CM Samrat Choudhary: Bihar to hire 1 lakh teachers in 5 years
Synopsis
Key Takeaways
Bihar Chief Minister Samrat Choudhary on Friday, 22 May 2026, announced a sweeping set of directives for the state's education sector following a high-level review meeting of the Bihar Education Department. The announcements cover large-scale teacher recruitment, a revamped transfer policy, and a new uniform-supply mechanism linked to the state's women's livelihood network.
Context
Posting on X, CM Choudhary stated: 'राज्य के सभी बच्चों को अच्छी और गुणवतापूर्ण शिक्षा मिले, इसे लेकर हमारी सरकार लगातार प्रयासरत है' ['Our government is continuously working to ensure all children in the state receive good and quality education']. He listed three specific directives issued at the meeting, signalling a structured push to address longstanding gaps in Bihar's government school system.
The review meeting's directives are notable for their specificity: an annual recruitment calendar anchored to July each year, a near-home transfer formula for teachers, and a supply-chain reform for school uniforms. Each directive targets a distinct administrative bottleneck that has historically slowed education delivery in the state.
Policy Backdrop
The headline directive commits to recruiting 1 lakh teachers over five years, with a minimum of approximately 20,000 appointments every year. Recruitment advertisements will be issued each July, introducing a predictable annual cycle. Bihar has historically run periodic but irregular teacher recruitment drives since the mid-2000s to fill chronic vacancies, and the new calendar-based approach is designed to reduce gaps between drives.
On transfers, the Bihar Education Department has been directed to frame a policy under which female teachers are posted to a panchayat adjacent to their home panchayat within their home block, while male teachers are transferred to a block adjacent to their home block — both within their home district. The stated aim is to make transfers 'transparent and convenient' (pारदर्शी एवं सुगम), reducing scope for administrative discretion.

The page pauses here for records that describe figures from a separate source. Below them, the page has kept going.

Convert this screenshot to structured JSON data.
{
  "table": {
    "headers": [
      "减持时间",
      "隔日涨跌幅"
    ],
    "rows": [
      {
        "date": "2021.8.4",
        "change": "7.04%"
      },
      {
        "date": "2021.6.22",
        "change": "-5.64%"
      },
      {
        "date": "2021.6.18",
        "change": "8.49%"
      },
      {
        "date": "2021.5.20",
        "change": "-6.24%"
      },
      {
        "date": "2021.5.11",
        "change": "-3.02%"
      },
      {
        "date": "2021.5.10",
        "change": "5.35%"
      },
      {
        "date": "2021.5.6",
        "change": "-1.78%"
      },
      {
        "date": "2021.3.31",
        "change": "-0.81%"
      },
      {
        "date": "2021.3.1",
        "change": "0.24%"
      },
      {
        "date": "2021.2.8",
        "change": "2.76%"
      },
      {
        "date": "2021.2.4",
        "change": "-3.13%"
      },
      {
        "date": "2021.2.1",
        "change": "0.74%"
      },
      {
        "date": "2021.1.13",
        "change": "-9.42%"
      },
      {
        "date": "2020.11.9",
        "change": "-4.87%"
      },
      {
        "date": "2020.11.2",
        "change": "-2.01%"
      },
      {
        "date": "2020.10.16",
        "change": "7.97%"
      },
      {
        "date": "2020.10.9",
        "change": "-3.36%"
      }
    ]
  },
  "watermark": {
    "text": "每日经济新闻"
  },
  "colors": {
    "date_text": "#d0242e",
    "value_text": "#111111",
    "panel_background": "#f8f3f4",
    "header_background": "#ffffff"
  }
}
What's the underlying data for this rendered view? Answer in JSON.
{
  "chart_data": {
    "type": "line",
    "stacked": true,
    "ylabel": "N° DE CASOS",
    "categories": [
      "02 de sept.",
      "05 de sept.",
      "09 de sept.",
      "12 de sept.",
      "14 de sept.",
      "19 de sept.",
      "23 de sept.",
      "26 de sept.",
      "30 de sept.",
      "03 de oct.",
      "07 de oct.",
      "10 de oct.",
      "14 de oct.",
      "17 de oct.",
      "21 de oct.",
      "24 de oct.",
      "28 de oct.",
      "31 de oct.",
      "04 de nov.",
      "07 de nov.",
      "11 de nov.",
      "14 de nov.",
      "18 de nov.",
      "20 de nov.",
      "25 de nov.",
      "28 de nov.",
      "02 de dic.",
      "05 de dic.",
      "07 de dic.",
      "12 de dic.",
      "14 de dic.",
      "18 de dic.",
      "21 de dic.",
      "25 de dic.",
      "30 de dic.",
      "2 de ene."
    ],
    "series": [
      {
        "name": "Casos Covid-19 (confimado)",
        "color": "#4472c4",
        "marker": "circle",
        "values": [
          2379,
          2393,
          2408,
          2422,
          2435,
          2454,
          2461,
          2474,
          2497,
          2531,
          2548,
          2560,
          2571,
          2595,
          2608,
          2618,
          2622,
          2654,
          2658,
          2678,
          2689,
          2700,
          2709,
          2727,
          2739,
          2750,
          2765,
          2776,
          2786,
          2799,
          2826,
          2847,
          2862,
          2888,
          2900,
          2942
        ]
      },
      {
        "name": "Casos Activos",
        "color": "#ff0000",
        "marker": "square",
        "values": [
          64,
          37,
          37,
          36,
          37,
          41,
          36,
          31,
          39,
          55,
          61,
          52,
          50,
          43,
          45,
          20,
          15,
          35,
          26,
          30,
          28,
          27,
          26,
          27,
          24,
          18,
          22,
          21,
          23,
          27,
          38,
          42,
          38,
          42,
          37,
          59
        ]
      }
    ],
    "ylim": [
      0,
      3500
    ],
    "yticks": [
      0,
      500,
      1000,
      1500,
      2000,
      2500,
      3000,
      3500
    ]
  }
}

For school uniforms, the directive mandates that all government school students across the state receive their uniforms through Jeevika, Bihar's rural livelihoods project that has supported women's self-help groups since 2007. The government argues this will ensure timely supply while simultaneously strengthening women's economic self-reliance (महिला स्वावलंबन).
Stakeholders and Impact
The primary beneficiaries are Bihar's government school students, who stand to gain from reduced teacher vacancies and more reliable uniform supply. Teachers — both prospective recruits and serving staff — benefit from a predictable hiring calendar and a transfer framework that limits arbitrary postings far from home.
Jeevika self-help groups, predominantly rural women, are positioned as a key delivery partner for the uniform supply chain. Routing procurement through these groups is consistent with Bihar's broader policy of linking welfare delivery with women's livelihood programmes, potentially expanding income for thousands of SHG members across the state.
What's Next
The immediate marker to watch is the release of the first recruitment advertisement in July 2026, which will test whether the annual calendar commitment translates into action. Separately, the Bihar Education Department must formally draft and notify the revised transfer policy before it takes effect across districts.
If implemented as announced, the five-year recruitment drive would represent one of the largest sustained teacher-hiring programmes in Bihar's recent history, with direct implications for pupil-teacher ratios in rural and semi-urban schools that have long been stretched thin.